Cranly gazed after him blandly and vaguely. The medical student went on in a softer voice:
— Pawn to king’s fourth.
— We had better go, Dixon, said Stephen in warning. He has gone to complain.
Dixon folded the journal and rose with dignity, saying:
— Our men retired in good order.
— With guns and cattle, added Stephen, pointing to the titlepage of Cranly’s book on which was printed Diseases of the Ox.
As they passed through a lane of the tables Stephen said:
— Cranly, I want to speak to you.
Cranly did not answer or turn. He laid his book on the counter and passed out, his wellshod feet sounding flatly on the floor. On the staircase he paused and gazing absently at Dixon repeated: — Pawn to king’s bloody fourth.
— Put it that way if you like, Dixon said.

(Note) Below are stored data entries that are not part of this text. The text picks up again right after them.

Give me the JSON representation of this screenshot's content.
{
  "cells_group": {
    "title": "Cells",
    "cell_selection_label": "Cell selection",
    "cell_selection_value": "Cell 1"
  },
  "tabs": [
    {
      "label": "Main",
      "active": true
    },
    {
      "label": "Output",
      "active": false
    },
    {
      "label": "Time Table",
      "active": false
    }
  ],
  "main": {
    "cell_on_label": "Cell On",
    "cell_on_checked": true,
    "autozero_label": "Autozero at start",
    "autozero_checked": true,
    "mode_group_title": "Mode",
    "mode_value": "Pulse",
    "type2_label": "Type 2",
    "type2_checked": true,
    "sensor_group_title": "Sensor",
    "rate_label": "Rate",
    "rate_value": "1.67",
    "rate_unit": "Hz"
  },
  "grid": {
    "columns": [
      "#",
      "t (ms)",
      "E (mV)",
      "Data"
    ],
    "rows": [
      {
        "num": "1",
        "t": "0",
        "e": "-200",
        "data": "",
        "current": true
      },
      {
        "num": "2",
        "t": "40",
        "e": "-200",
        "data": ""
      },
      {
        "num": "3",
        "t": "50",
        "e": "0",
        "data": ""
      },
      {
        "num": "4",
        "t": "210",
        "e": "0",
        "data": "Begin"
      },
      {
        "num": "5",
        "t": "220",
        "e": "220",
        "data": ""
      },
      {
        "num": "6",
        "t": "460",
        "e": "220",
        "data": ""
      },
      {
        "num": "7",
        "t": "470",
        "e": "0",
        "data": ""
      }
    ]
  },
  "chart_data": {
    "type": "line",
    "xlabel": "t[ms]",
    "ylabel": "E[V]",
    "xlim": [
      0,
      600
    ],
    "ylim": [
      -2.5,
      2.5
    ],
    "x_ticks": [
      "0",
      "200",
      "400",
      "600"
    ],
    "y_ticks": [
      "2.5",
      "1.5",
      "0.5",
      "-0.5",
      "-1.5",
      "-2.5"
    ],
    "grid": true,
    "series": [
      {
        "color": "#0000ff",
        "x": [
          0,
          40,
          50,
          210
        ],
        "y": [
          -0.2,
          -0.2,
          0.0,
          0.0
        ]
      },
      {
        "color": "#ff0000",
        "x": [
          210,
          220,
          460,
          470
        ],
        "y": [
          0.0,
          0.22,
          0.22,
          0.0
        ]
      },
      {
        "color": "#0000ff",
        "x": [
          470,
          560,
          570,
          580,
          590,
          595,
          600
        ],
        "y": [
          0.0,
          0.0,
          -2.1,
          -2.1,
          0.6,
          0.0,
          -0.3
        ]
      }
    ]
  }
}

He had a quiet toneless voice and urbane manners and on a finger of his plump clean hand he displayed at moments a signet ring.
As they crossed the hall a man of dwarfish stature came towards them. Under the dome of his tiny hat his unshaven face began to smile with pleasure and he was heard to murmur. The eyes were melancholy as those of a monkey.
— Good evening, captain, said Cranly, halting.
— Good evening, gentlemen, said the stubblegrown monkeyish face.
— Warm weather for March, said Cranly. They have the windows open upstairs.